С готовностью ребенка, выхватив у него коробок, она чиркает спичкой, заслоняет огонь.
Они шли вдоль берега в поисках тени. Она - чуть впереди - не оглядываясь, размахивая на ходу веткой, которую подобрала только что.
Ее повернутая к нему спина, ее затылок с отчетливо выступавшими от худобы позвонками, теперь, при свете дня, снова создавали впечатление трогательной молодости, подросточьей ломкости.
Волосы, выбившиеся из-под косынки и легшие на загорелую шею, которая вся золотилась от солнечного света; женский, нет, более того, - бесконечно женственный и вместе детский облик ее; безмятежность каждого ее движения - сливались для Петра Ильича с чувством лета, юности, легкости, с пухлыми головками вот этих придорожных полулысых одуванчиков, потерявших на ветру свои сединки.
Трава, песок, щебень - все было пронизано солнцем, всюду чувствовалось знойное дыхание жаркого дня, - в этой чуть колебавшейся ветке в ее руке, в ее светлом платье, маячившем перед его глазами. Летний флаг в глубокой синеве неба.
И вдруг она побежала. Швырнула ветку, глянула через плечо. Из дыма взвивающейся мошкары, из подхваченных ветром и кинутых в его сторону волос выступил на мгновение ее хохочущий рот.
- Догоняйте-ка, Петр Ильич!
Он не осмелился бы поверить ее улыбке, бегу, если бы не странность ее прямого взгляда.
Сердце Петра Ильича сдавило пронзительное чувство жизни, что-то лохматое и теплое рвалось из его груди, рук, глаз.

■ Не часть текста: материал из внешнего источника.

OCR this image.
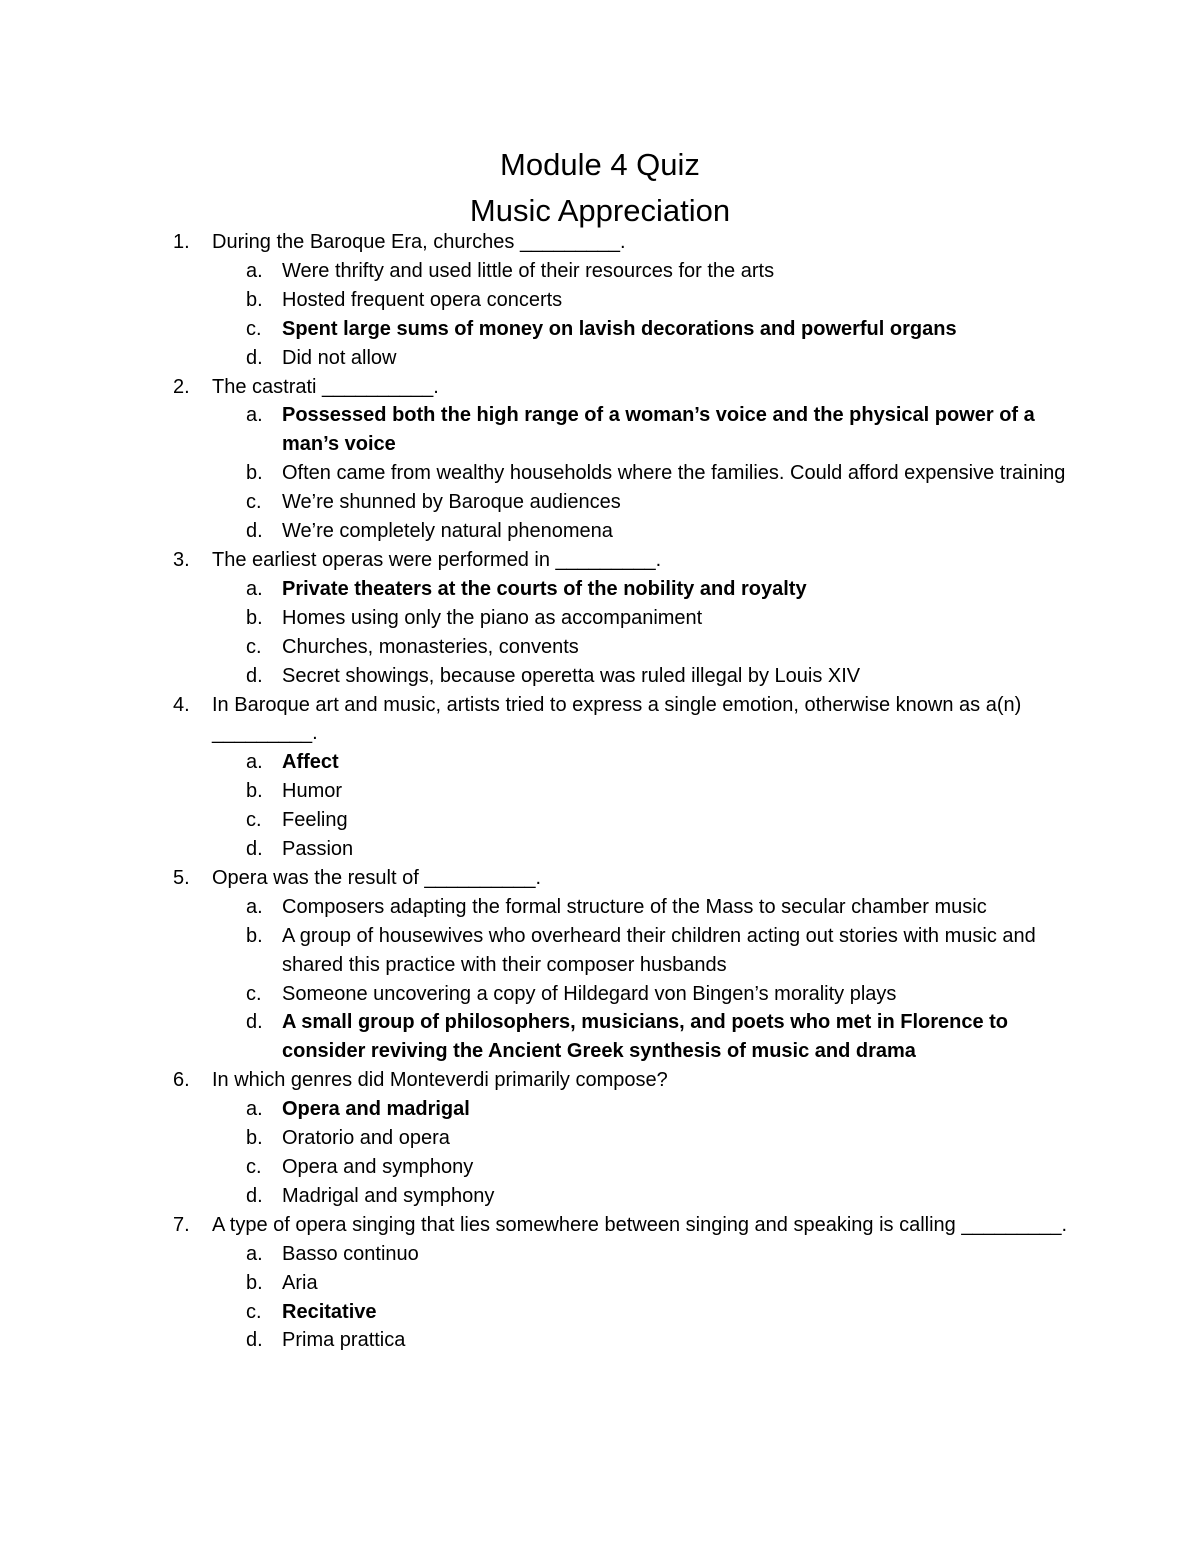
Module 4 Quiz
Music Appreciation
1. During the Baroque Era, churches _________.
a. Were thrifty and used little of their resources for the arts
b. Hosted frequent opera concerts
c.	Spent large sums of money on lavish decorations and powerful organs
d. Did not allow
2. The castrati __________.
a. Possessed both the high range of a woman’s voice and the physical power of a man’s voice
b. Often came from wealthy households where the families. Could afford expensive training
c.	We’re shunned by Baroque audiences
d. We’re completely natural phenomena
3. The earliest operas were performed in _________.
a. Private theaters at the courts of the nobility and royalty
b. Homes using only the piano as accompaniment
c.	Churches, monasteries, convents
d. Secret showings, because operetta was ruled illegal by Louis XIV
4. In Baroque art and music, artists tried to express a single emotion, otherwise known as a(n) _________.
a. Affect
b. Humor
c.	Feeling
d. Passion
5. Opera was the result of __________.
a. Composers adapting the formal structure of the Mass to secular chamber music
b. A group of housewives who overheard their children acting out stories with music and shared this practice with their composer husbands
c.	Someone uncovering a copy of Hildegard von Bingen’s morality plays
d. A small group of philosophers, musicians, and poets who met in Florence to consider reviving the Ancient Greek synthesis of music and drama
6. In which genres did Monteverdi primarily compose?
a. Opera and madrigal
b. Oratorio and opera
c.	Opera and symphony
d. Madrigal and symphony
7. A type of opera singing that lies somewhere between singing and speaking is calling _________.
a. Basso continuo
b. Aria
c.	Recitative
d. Prima prattica
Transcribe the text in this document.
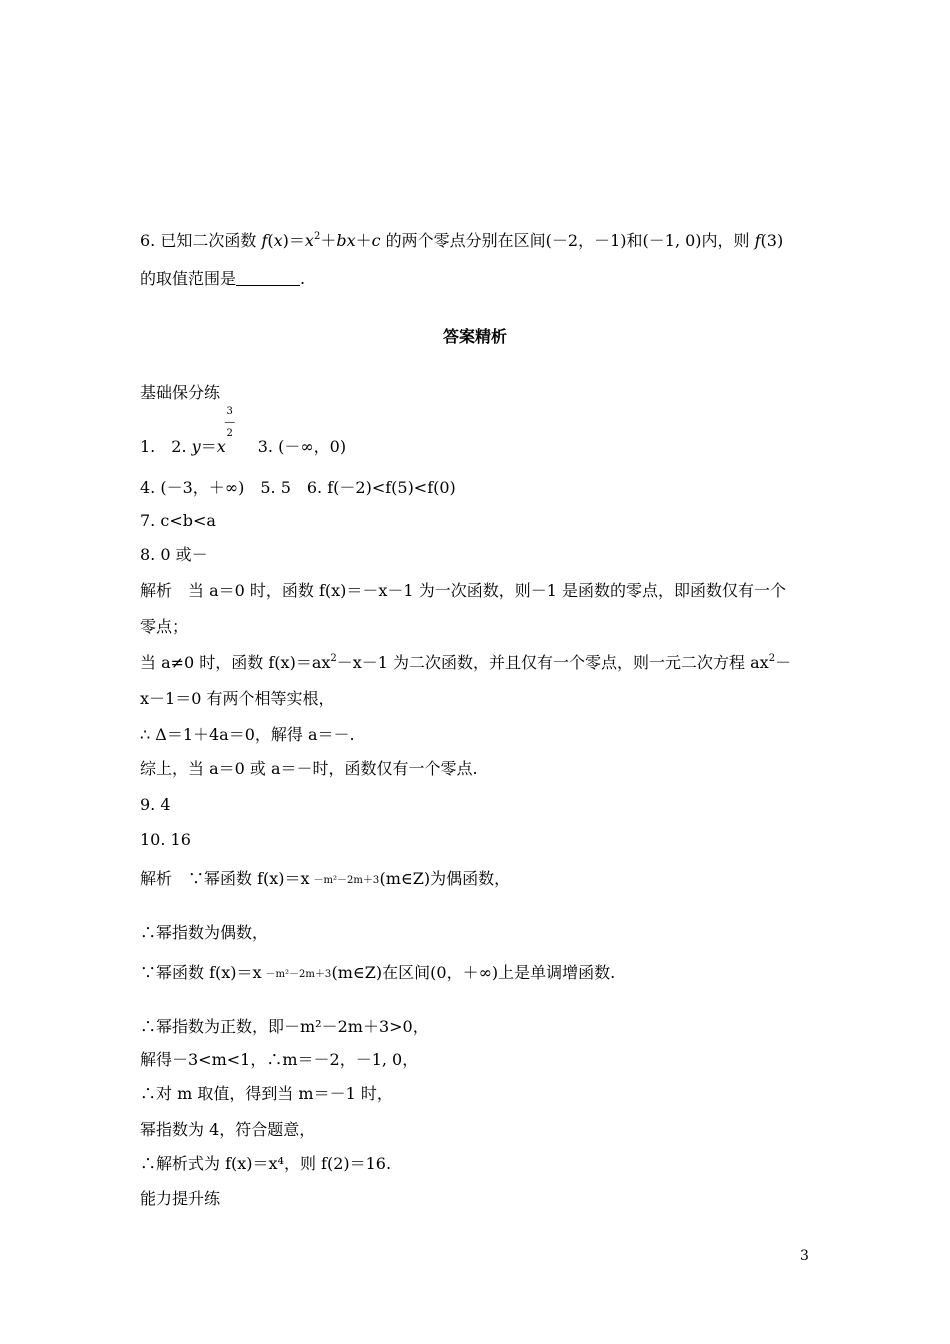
6. 已知二次函数 $f(x)=x^2+bx+c$ 的两个零点分别在区间(－2，－1)和(－1, 0)内，则 f(3)
的取值范围是	.
答案精析
基础保分练
1.　 2. y＝x
3
―
2
　　3. (－∞，0)
4. (－3，＋∞)　5. 5　6. f(－2)<f(5)<f(0)
7. c<b<a
8. 0 或－
解析　当 a＝0 时，函数 f(x)＝－x－1 为一次函数，则－1 是函数的零点，即函数仅有一个
零点；
当 a≠0 时，函数 $f(x)=ax^2-x-1$ 为二次函数，并且仅有一个零点，则一元二次方程 $ax^2-$
x－1＝0 有两个相等实根，
∴ Δ＝1＋4a＝0，解得 a＝－.
综上，当 a＝0 或 a＝－时，函数仅有一个零点.
9. 4
10. 16
解析　∵幂函数 f(x)＝x －m²－2m＋3 (m∈Z)为偶函数，
∴幂指数为偶数，
∵幂函数 f(x)＝x －m²－2m＋3 (m∈Z)在区间(0，＋∞)上是单调增函数.
∴幂指数为正数，即－m²－2m＋3>0，
解得－3<m<1，∴m＝－2，－1, 0，
∴对 m 取值，得到当 m＝－1 时，
幂指数为 4，符合题意，
∴解析式为 f(x)＝x⁴，则 f(2)＝16.
能力提升练
3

Проверила - бежит. И понеслась дальше, что было духу, не оглядываясь. Мчалась по краю влажного песка, у кромки озера, мелькая в воздухе маленькими загорелыми ногами.
"Опомнись. Остановись. Ты - умер. Разве это еще возможно для тебя?
Я - жив. Я - есть".
…Он припал губами к худому затылку чужой женщины - сам не понимая, как это сделалось с ним. Все глубже уходил в свой дикий, безотчетный поступок, ожидая, что сейчас разверзнется ее эстонская земля и поглотит его - потерявшего границу между возможным и невозможным.
Она была так обезоруживающе молода. Ее как бы и не было вовсе, а стало быть, и не было ее суда над ним.
Притихнув, она смотрела на него своими неподвижными глазами, словно чему-то удивляясь. При виде этой беспомощности он все сильней и сильней любил себя. И ее, само собой разумеется. Ибо она была частью его.
Рухнул перед ней на песок, стал осыпать поцелуями ее платье и маленькие, детские ноги.
Не боясь быть смешным, забыв себя, набожно целовал ее сандалии, прижимался щекой к песку, примятому ею, то и дело приподнимая голову, ища ее глаз, ища поддержки в них, снова и снова черпая в выражении этих глаз силу уверенности.